Bus Factor
April 27, 2017
When you hear the term “bus factor,” I imagine a few different images come to mind. Maybe it’s the impending headlights of a bus heading straight for you or a fleet of busses trekking across the country. In and of itself, the term bus factor doesn’t sound like a negative term. On the contrary, it almost sounds powerful, unless you have already been exposed to it, or have experienced it firsthand.
The term bus factor represents the risk an organization or team takes when only one or a few individuals have key knowledge or skills which are not possessed by others on the team or organization.

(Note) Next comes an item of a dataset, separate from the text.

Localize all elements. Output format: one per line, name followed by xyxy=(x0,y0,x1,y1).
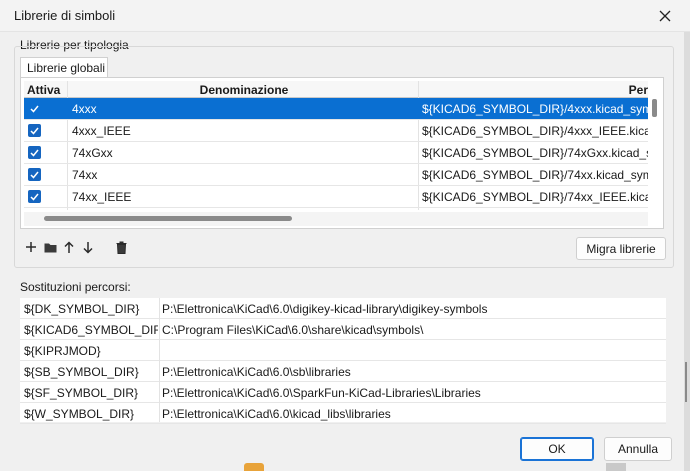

To evaluate the bus factor in an organization or team, ask the question, what would happen if this person was no longer available or “hit by a bus” (hence the term)? Would the team be able to survive and at what cost? If the answer to that question results in not being able to operate without that individual, then the bus factor is very high and immediate attention is needed.
In smaller organizations, bus factor is common and almost unavoidable. As growth occurs and teams expand, it is also common for the bus factor to rise. This is because new employees, hired during a reactionary growth period, hit the ground running and pick up new tasks or simple tasks and begin to create their own bus factor while solidifying the bus factor of those already on the team.
Mitigating bus factor is an intentional process and sometimes a difficult one. Many of those holding onto knowledge and skills will feel vulnerable, and even expendable, when approached about passing items off. They will often react defensively and resist the change. As a company grows it is imperative to reduce and even remove bus factor in order to make continued and even exponential growth scalable.
The team I work with was wrought with bus factor, and it was only getting worse. We needed to do something quickly before it devastated our productivity. Our team of developers is a distributed team (not collocated), and essentially made up of two teams, one in each location, making this challenge even more daunting. So we did what seemed counter-intuitive, but necessary, we setup team leads and assigned them team members that are not collocated to them. Each team lead was given specific challenges to rotate the work items and a pair program was developed to share knowledge.
What came of this process was nothing short of miraculous. Efficiencies are skyrocketing, and team morale is continuing to rise. Why? Because team members get to work on different projects all the time. They are no longer pigeon-holed for the bus factor project only they were stuck on, even if they were the ones intentionally holding on. Queues are shifting and workloads are much more balanced.
Benefits of Removing Bus Factor
– Knowledge and skills that are scalable
– Better leadership that communicates and shares
– Better collaboration and trust among the team
– Employees who provide value instead fearing being expendable
Side Effects of Bus Factor
– Siloed knowledge and skills
– Lack of sharing and trust among team
– Poor collaboration
– Selfish mentality
– Log jams in queue waiting for one person to work on them
It is essential to reduce and even remove bus factor, whenever identified, in order to reduce risk and improve efficiency. It is a difficult challenge to overcome if you are facing it, but one well worth the fight!